For decades, a style debate has raged among men, creating a divide even among colleagues and close friends over a seemingly simple question: tucked or untucked? While this debate doesn’t concern cosmetic surgery or shedding beer-belly fat, it does revolve around the rules dictating when and where to tuck in a button-down shirt versus leaving it untucked. With the exception of a few avant-garde creatives who dare to challenge workplace norms, the shirttails of button-downs should always be neatly tucked into your pants. Disregarding this rule risks projecting a clumsy and unkempt appearance in the office, undoing the effort you’ve invested in curating the perfect business attire.

However, this time, it’s not necessary; if your button-down shirt extends more than 3 inches below your belt, tuck it in. And, the nature of the jeans, serving as a smart casual bottom, means the shirt looks great tucked, giving off a European feel.. With the exception of a handful of hipster creatives attempting to spark workplace trends, button-down shirttails have always been and should be tucked into your pants. Disregarding this norm risks projecting a clumsy and dishevelled appearance in the office, undoing the effort you’ve put into putting together  the perfect business look..

This rule extends to trouser separates without a jacket and business shirting, even those who opt for sweaters must be reminded: allowing the shirttails to hang below the knit may seem like a deliberate attempt at fashionable dishevelment, but it often appears contrived, akin to a private school boy attempting rebellion, while embracing the blend of casual and formal elements, the untucked shirt pairs well with blazers only if the shirt is non-business. An untucked button-down should fit snugly on the shoulders and have a length that falls midway along the fly of the jeans or chinos. Avoid billowing fabric or boxiness to maintain a clean and streamlined look and experiment with prints and colours for a summery vibe, and choose lightweight fabrics like cotton, seersucker, and linen. Layering a blazer over the shirt refines the look, and adding a belt while leaving the bottom button of the shirt undone to expose the buckle adds a stylish touch.

Still unsure about how to tuck a shirt? Remember to leave the collar unbuttoned at all times to avoid a hipster-esque appearance. However, avoid exposing too much chest, as excessive unbuttoning can be equally unattractive and while its definitely not for the average bloke, being aware of it can help you incorporate some different shirt pieces into your weekend wardrobe. Ensure that this type of shirt fits snugly in the shoulders, arms, and torso, maintaining a streamlined appearance. Stick to monochromatic color schemes to enhance the minimalist aesthetic of this trend. Pair it with skinny or slim jeans, as well as cropped ankle trousers in a straight fit.

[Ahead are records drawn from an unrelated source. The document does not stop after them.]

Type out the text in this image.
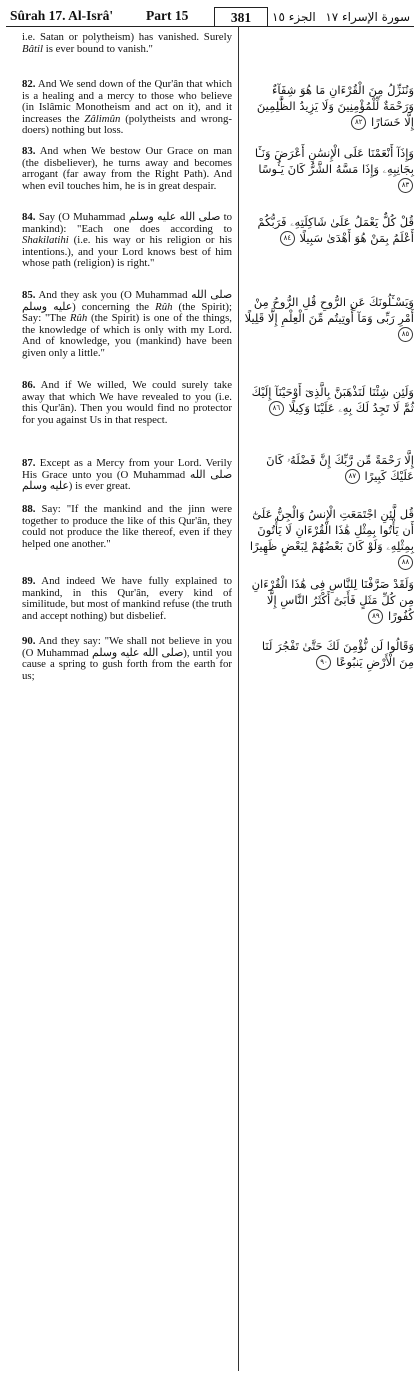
Sûrah 17. Al-Isrâ' Part 15	381	الجزء ١٥ سورة الإسراء ١٧
i.e. Satan or polytheism) has vanished. Surely Bâtil is ever bound to vanish."
82. And We send down of the Qur'ân that which is a healing and a mercy to those who believe (in Islâmic Monotheism and act on it), and it increases the Zâlimûn (polytheists and wrong-doers) nothing but loss.
83. And when We bestow Our Grace on man (the disbeliever), he turns away and becomes arrogant (far away from the Right Path). And when evil touches him, he is in great despair.
84. Say (O Muhammad صلى الله عليه وسلم to mankind): "Each one does according to Shakilatihi (i.e. his way or his religion or his intentions.), and your Lord knows best of him whose path (religion) is right."
85. And they ask you (O Muhammad صلى الله عليه وسلم) concerning the Rûh (the Spirit); Say: "The Rûh (the Spirit) is one of the things, the knowledge of which is only with my Lord. And of knowledge, you (mankind) have been given only a little."
86. And if We willed, We could surely take away that which We have revealed to you (i.e. this Qur'ân). Then you would find no protector for you against Us in that respect.
87. Except as a Mercy from your Lord. Verily His Grace unto you (O Muhammad صلى الله عليه وسلم) is ever great.
88. Say: "If the mankind and the jinn were together to produce the like of this Qur'ân, they could not produce the like thereof, even if they helped one another."
89. And indeed We have fully explained to mankind, in this Qur'ân, every kind of similitude, but most of mankind refuse (the truth and accept nothing) but disbelief.
90. And they say: "We shall not believe in you (O Muhammad صلى الله عليه وسلم), until you cause a spring to gush forth from the earth for us;
وَنُنَزِّلُ مِنَ الْقُرْءَانِ مَا هُوَ شِفَآءٌ وَرَحْمَةٌ لِّلْمُؤْمِنِينَ وَلَا يَزِيدُ الظَّٰلِمِينَ إِلَّا خَسَارًا ٨٢
وَإِذَآ أَنْعَمْنَا عَلَى الْإِنسَٰنِ أَعْرَضَ وَنَـَٔا بِجَانِبِهِۦ وَإِذَا مَسَّهُ الشَّرُّ كَانَ يَـُٔوسًا ٨٣
قُلْ كُلٌّ يَعْمَلُ عَلَىٰ شَاكِلَتِهِۦ فَرَبُّكُمْ أَعْلَمُ بِمَنْ هُوَ أَهْدَىٰ سَبِيلًا ٨٤
وَيَسْـَٔلُونَكَ عَنِ الرُّوحِ قُلِ الرُّوحُ مِنْ أَمْرِ رَبِّى وَمَآ أُوتِيتُم مِّنَ الْعِلْمِ إِلَّا قَلِيلًا ٨٥
وَلَئِن شِئْنَا لَنَذْهَبَنَّ بِالَّذِىٓ أَوْحَيْنَآ إِلَيْكَ ثُمَّ لَا تَجِدُ لَكَ بِهِۦ عَلَيْنَا وَكِيلًا ٨٦
إِلَّا رَحْمَةً مِّن رَّبِّكَ إِنَّ فَضْلَهُۥ كَانَ عَلَيْكَ كَبِيرًا ٨٧
قُل لَّئِنِ اجْتَمَعَتِ الْإِنسُ وَالْجِنُّ عَلَىٰٓ أَن يَأْتُوا بِمِثْلِ هَٰذَا الْقُرْءَانِ لَا يَأْتُونَ بِمِثْلِهِۦ وَلَوْ كَانَ بَعْضُهُمْ لِبَعْضٍ ظَهِيرًا ٨٨
وَلَقَدْ صَرَّفْنَا لِلنَّاسِ فِى هَٰذَا الْقُرْءَانِ مِن كُلِّ مَثَلٍ فَأَبَىٰٓ أَكْثَرُ النَّاسِ إِلَّا كُفُورًا ٨٩
وَقَالُوا لَن نُّؤْمِنَ لَكَ حَتَّىٰ تَفْجُرَ لَنَا مِنَ الْأَرْضِ يَنبُوعًا ٩٠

Not confident to pull it off? Skip it. The half-tuck is all about effortless style, with the shirt, often layered over a tee, left deeply unbuttoned. One side of the hem is casually tucked behind a belt, giving the impression of a spontaneous gesture, this look is inspired by the idea of the overshirt serving as a kind of “jacket” for the tee, making it ideal for casual layering. It pairs perfectly with vintage wash jeans, allowing them to showcase their front scars, while avoiding the formality of a fully tucked-in shirt. Meanwhile, for a more subtle approach to the half-tuck, only tucking in the front of his shirt and letting the back hang out. This style requires a delicate balance, as it can easily appear contrived if not executed carefully.

 It’s essential to ensure that the shirt isn’t too long, extending more than three inches past the belt, and to reserve this look for shirts with bold prints, such as checks or tartans, to avoid veering into “cowboy” territory when fully tucked into jeans.